At first, he said, it was tough to write for a mass audience “since people were just beginning to learn about food and I had to always think about if I needed to define something or not.

“However, over the years and before I retired, I would write the same way I would if I was in New York or Los Angeles.”

Seftel said there were a couple of reasons that pushed the United States to become a restaurant society.

The first reason was that after World War II, the U.S. economy boomed, with more people willing to spend money eating out. Another factor was airline travel that became common and affordable for the general public.

“Travel meant that what was once unfamiliar was familiar,” said Seftel. “That meant that people could travel to the Tower of Pisa and taste risotto or see the Eiffel Tower and taste beef bourguignon.”

The third reason was immigration during the mid-1960s.

“This led to more people coming from different countries and they brought their food with them,” said Seftel. “There were also people fleeing from their countries and they were bringing their food as well.”

In his mind, though, the biggest reason for the transformation to a restaurant society was the influx of women joining the workforce.

“As you know, the men were all fighting in the war and the women were in the factories working,” said Seftel. “At the end of the war, the women were kicked out of the workforce to make room for the returning soldiers. But by the late ’60s, women are back in the workforce and they are getting home at the same time as their husbands. So since neither had time to do the cooking or the shopping for food, this was probably the biggest reason why the society turned to dine out.”

During the course of his career, Seftel said, he had to overcome a couple of obstacles to be a great critic.

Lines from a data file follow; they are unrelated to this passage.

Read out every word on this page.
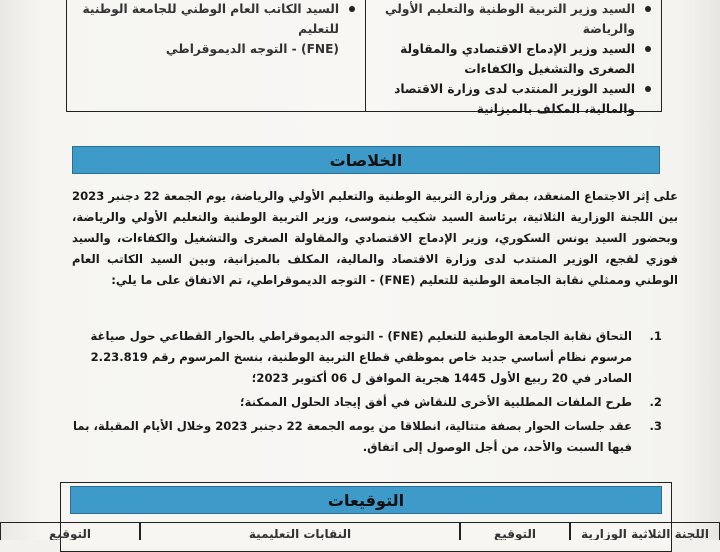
السيد وزير التربية الوطنية والتعليم الأولي والرياضة
السيد وزير الإدماج الاقتصادي والمقاولة الصغرى والتشغيل والكفاءات
السيد الوزير المنتدب لدى وزارة الاقتصاد والمالية، المكلف بالميزانية
السيد الكاتب العام الوطني للجامعة الوطنية للتعليم
(FNE) - التوجه الديموقراطي
الخلاصات
على إثر الاجتماع المنعقد، بمقر وزارة التربية الوطنية والتعليم الأولي والرياضة، يوم الجمعة 22 دجنبر 2023 بين اللجنة الوزارية الثلاثية، برئاسة السيد شكيب بنموسى، وزير التربية الوطنية والتعليم الأولي والرياضة، وبحضور السيد يونس السكوري، وزير الإدماج الاقتصادي والمقاولة الصغرى والتشغيل والكفاءات، والسيد فوزي لقجع، الوزير المنتدب لدى وزارة الاقتصاد والمالية، المكلف بالميزانية، وبين السيد الكاتب العام الوطني وممثلي نقابة الجامعة الوطنية للتعليم (FNE) - التوجه الديموقراطي، تم الاتفاق على ما يلي:
1.
التحاق نقابة الجامعة الوطنية للتعليم (FNE) - التوجه الديموقراطي بالحوار القطاعي حول صياغة مرسوم نظام أساسي جديد خاص بموظفي قطاع التربية الوطنية، بنسخ المرسوم رقم 2.23.819 الصادر في 20 ربيع الأول 1445 هجرية الموافق ل 06 أكتوبر 2023؛
2.
طرح الملفات المطلبية الأخرى للنقاش في أفق إيجاد الحلول الممكنة؛
3.
عقد جلسات الحوار بصفة متتالية، انطلاقا من يومه الجمعة 22 دجنبر 2023 وخلال الأيام المقبلة، بما فيها السبت والأحد، من أجل الوصول إلى اتفاق.
التوقيعات
اللجنة الثلاثية الوزارية
التوقيع
النقابات التعليمية
التوقيع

“I had to overcome my own prejudices,” he said. “I like all foods but I really like some certain foods so I had to be aware of that. I also learned how to separate the social factor, so in other words, separating the food and the kind of time I’m having at the restaurant. I could go to the restaurant and have a great time but the food was just fine and conversely, I could go to the restaurant and the food was fabulous but my time there was just not the best.”

Jokingly, Seftel stated that the best advice he could give to anyone wanting to open a restaurant is to lie down and let the feeling slip away.

“In the restaurant business, you will be dealing with the most demanding customers on earth, your fellow Americans,” he said. “The problem is that everyone feels entitled to have it their own way. Almost everyone has issues: Is the chicken free-range, is the salmon farmed, is the pasta gluten free ...”

Seftel concluded his presentation with pet peeves he has with the food industry and patrons as well.

His number one pet peeve is people looking at their cellphone while dining out with their family or friends. The second is people taking photos of their food and his third and final pet peeve is internet review sites.

“I once wrote that Yelp and Trip Advisor weren’t worth the paper that they weren’t printed on and the reaction was entirely predictable,” said Seftel. “I was a snobby elitist that was worried I would be out of a job because the wisdom of the crowd made me superfluous. To this, I say that everyone is entitled to their opinion but the thing is that not everyone has an informed opinion.”